Buried in “Section 4, Lot 2738-B” of Arlington National Cemetery is First Lieutenant William McBryar: Buffalo Soldier, Medal of Honor recipient, and veteran of multiple military campaigns. He was born a slave in the Carolinas just months before the Civil War began, the son of an African-American mother and a white, Scott-Irish father bearing my family name.
William survived the war, and as Reconstruction descended upon the South he headed north to attend college. After a semester he dropped out, and with no other real prospects, joined the U.S. Army in 1887. He served for decades all over the world, and when he was finally forced into retirement because of age and arthritis, William decided to finish what he started. At the youthful age of 73, he returned to school and graduated from Tennessee State Agricultural and Industrial College.
I knew nothing of Lt. William McBryar until recently (as some of my family’s ancestral researchers still refer to the Civil War as that “act of Northern aggression”), but discovering him has been astonishing. Because he was a war hero? Because of his tenacity? Because my middle son, who is days away from joining the military and is an African-American descendent of slaves himself, has found solidarity in this man?
These are all important, yes, but McBryar inspires me most because of how he grew as a person, not just because of what he did. While always proud of his military service, later in life he was sometimes conflicted over what he had been asked to do — especially against people of color.
I have a dissertation that he wrote after he returned to school (thanks to the archives of Tennessee State University, formerly Tennessee A&I). These are the words of a wise elder, not a young warrior: “We have been inoculated with a barbaric spirit which should cause us to tremble for the future of civilization.
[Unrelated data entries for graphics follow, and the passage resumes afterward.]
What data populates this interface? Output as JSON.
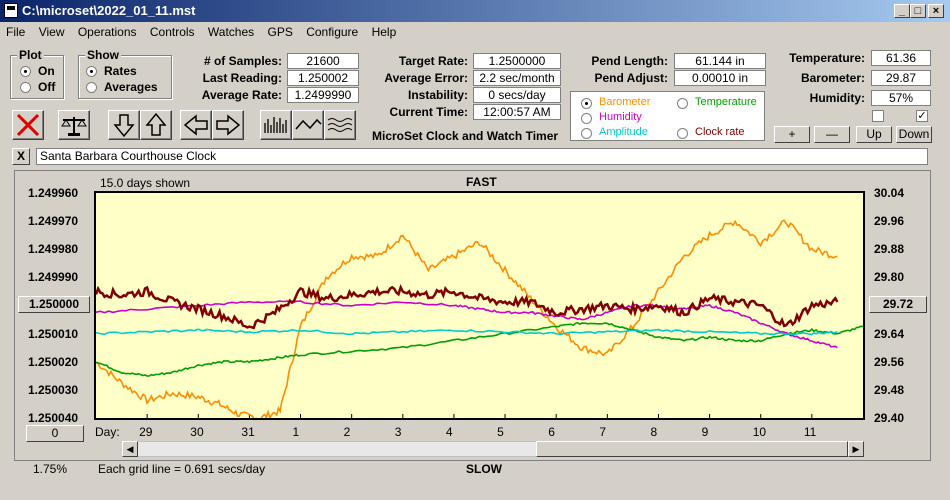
{
  "window": {
    "title": "C:\\microset\\2022_01_11.mst"
  },
  "menu": [
    "File",
    "View",
    "Operations",
    "Controls",
    "Watches",
    "GPS",
    "Configure",
    "Help"
  ],
  "plot_group": {
    "title": "Plot",
    "on": "On",
    "off": "Off",
    "selected": "On"
  },
  "show_group": {
    "title": "Show",
    "rates": "Rates",
    "averages": "Averages",
    "selected": "Rates"
  },
  "stats": {
    "samples_label": "# of Samples:",
    "samples": "21600",
    "last_label": "Last Reading:",
    "last": "1.250002",
    "avg_label": "Average Rate:",
    "avg": "1.2499990",
    "target_label": "Target Rate:",
    "target": "1.2500000",
    "avgerr_label": "Average Error:",
    "avgerr": "2.2 sec/month",
    "instab_label": "Instability:",
    "instab": "0 secs/day",
    "time_label": "Current Time:",
    "time": "12:00:57 AM",
    "pendlen_label": "Pend Length:",
    "pendlen": "61.144 in",
    "pendadj_label": "Pend Adjust:",
    "pendadj": "0.00010 in",
    "temp_label": "Temperature:",
    "temp": "61.36",
    "baro_label": "Barometer:",
    "baro": "29.87",
    "hum_label": "Humidity:",
    "hum": "57%"
  },
  "app_caption": "MicroSet Clock and Watch Timer",
  "sensors": {
    "barometer": "Barometer",
    "temperature": "Temperature",
    "humidity": "Humidity",
    "amplitude": "Amplitude",
    "clockrate": "Clock rate",
    "selected": "Barometer",
    "colors": {
      "barometer": "#ff8c00",
      "temperature": "#00a000",
      "humidity": "#cc00cc",
      "amplitude": "#00cccc",
      "clockrate": "#800000"
    }
  },
  "adjust_buttons": {
    "plus": "+",
    "minus": "—",
    "up": "Up",
    "down": "Down"
  },
  "clock_name": "Santa Barbara Courthouse Clock",
  "close_x": "X",
  "chart_data": {
    "type": "line",
    "days_shown": "15.0 days shown",
    "top_label": "FAST",
    "bottom_label": "SLOW",
    "grid_note": "Each grid line = 0.691 secs/day",
    "left_ticks": [
      "1.249960",
      "1.249970",
      "1.249980",
      "1.249990",
      "1.250000",
      "1.250010",
      "1.250020",
      "1.250030",
      "1.250040"
    ],
    "right_ticks": [
      "30.04",
      "29.96",
      "29.88",
      "29.80",
      "29.72",
      "29.64",
      "29.56",
      "29.48",
      "29.40"
    ],
    "left_marker": "1.250000",
    "right_marker": "29.72",
    "bottom_left_value": "0",
    "percent": "1.75%",
    "x_label": "Day:",
    "x_ticks": [
      "29",
      "30",
      "31",
      "1",
      "2",
      "3",
      "4",
      "5",
      "6",
      "7",
      "8",
      "9",
      "10",
      "11"
    ],
    "xlim": [
      0,
      15
    ],
    "rate_ylim": [
      1.24996,
      1.25004
    ],
    "baro_ylim": [
      29.4,
      30.04
    ],
    "series": [
      {
        "name": "Barometer",
        "color": "#ff8c00",
        "x": [
          0,
          0.5,
          1,
          1.5,
          2,
          2.4,
          2.8,
          3.2,
          3.6,
          4,
          4.5,
          5,
          5.5,
          6,
          6.5,
          7,
          7.5,
          8,
          8.5,
          9,
          9.5,
          10,
          10.5,
          11,
          11.5,
          12,
          12.5,
          13,
          13.5,
          14,
          14.5
        ],
        "y": [
          29.56,
          29.5,
          29.45,
          29.47,
          29.46,
          29.44,
          29.41,
          29.4,
          29.42,
          29.66,
          29.8,
          29.86,
          29.86,
          29.92,
          29.82,
          29.86,
          29.9,
          29.82,
          29.74,
          29.66,
          29.6,
          29.58,
          29.66,
          29.76,
          29.86,
          29.92,
          29.96,
          29.9,
          29.96,
          29.88,
          29.86
        ]
      },
      {
        "name": "Temperature",
        "color": "#00a000",
        "x": [
          0,
          0.5,
          1,
          1.5,
          2,
          2.5,
          3,
          3.5,
          4,
          5,
          6,
          7,
          8,
          9,
          9.5,
          10,
          10.5,
          11,
          11.5,
          12,
          12.5,
          13,
          13.5,
          14,
          14.5,
          15
        ],
        "y": [
          29.56,
          29.53,
          29.52,
          29.53,
          29.55,
          29.56,
          29.56,
          29.57,
          29.58,
          29.59,
          29.6,
          29.62,
          29.64,
          29.66,
          29.67,
          29.67,
          29.65,
          29.63,
          29.62,
          29.63,
          29.62,
          29.62,
          29.64,
          29.65,
          29.64,
          29.66
        ]
      },
      {
        "name": "Humidity",
        "color": "#cc00cc",
        "x": [
          0,
          1,
          2,
          3,
          4,
          5,
          6,
          7,
          7.5,
          8,
          8.5,
          9,
          9.5,
          10,
          10.5,
          11,
          11.5,
          12,
          12.5,
          13,
          13.5,
          14,
          14.5
        ],
        "y": [
          29.7,
          29.71,
          29.72,
          29.73,
          29.73,
          29.72,
          29.73,
          29.72,
          29.71,
          29.7,
          29.7,
          29.69,
          29.68,
          29.7,
          29.72,
          29.72,
          29.71,
          29.72,
          29.7,
          29.67,
          29.64,
          29.62,
          29.6
        ]
      },
      {
        "name": "Amplitude",
        "color": "#00cccc",
        "x": [
          0,
          1,
          2,
          3,
          4,
          5,
          6,
          7,
          8,
          9,
          10,
          11,
          12,
          13,
          14,
          14.5
        ],
        "y": [
          29.64,
          29.645,
          29.65,
          29.645,
          29.65,
          29.64,
          29.645,
          29.65,
          29.645,
          29.64,
          29.645,
          29.65,
          29.645,
          29.64,
          29.64,
          29.645
        ]
      },
      {
        "name": "Clock rate",
        "color": "#800000",
        "x": [
          0,
          0.5,
          1,
          1.5,
          2,
          2.5,
          3,
          3.5,
          4,
          4.5,
          5,
          5.5,
          6,
          6.5,
          7,
          7.5,
          8,
          8.5,
          9,
          9.5,
          10,
          10.5,
          11,
          11.5,
          12,
          12.5,
          13,
          13.5,
          14,
          14.5
        ],
        "y": [
          29.76,
          29.75,
          29.76,
          29.73,
          29.71,
          29.69,
          29.66,
          29.7,
          29.76,
          29.74,
          29.75,
          29.76,
          29.76,
          29.75,
          29.76,
          29.74,
          29.73,
          29.73,
          29.7,
          29.71,
          29.72,
          29.71,
          29.72,
          29.7,
          29.74,
          29.73,
          29.72,
          29.66,
          29.72,
          29.73
        ]
      }
    ]
  }
}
What is the nature of that human weakness which seeks justice for one’s self but denies it to others? What is it within us which causes us to accept cruelty with complacency? Why is justice glorified for one race but denied to another?
“Justice causes [us] to protect the weak, to provide for the care of children and the aged. Justice in the courts, justice between men, justice among races, as well as the recent ambitious national program of social justice. Justice is the life-line of a nation; injustice, the cancer which slowly eats it away. Allow justice to become stagnant, and the nation will languish and die.”
So, on this Memorial Day weekend, I am remembering a soldier lying in Arlington, born a slave and buried a decorated serviceman. Was he a hero? He wouldn’t call himself that, nor would he say that every battle he ever fought was right. But he would say, with his years of collected wisdom, that it is always right to do what is right.
The future — our future — depends upon it.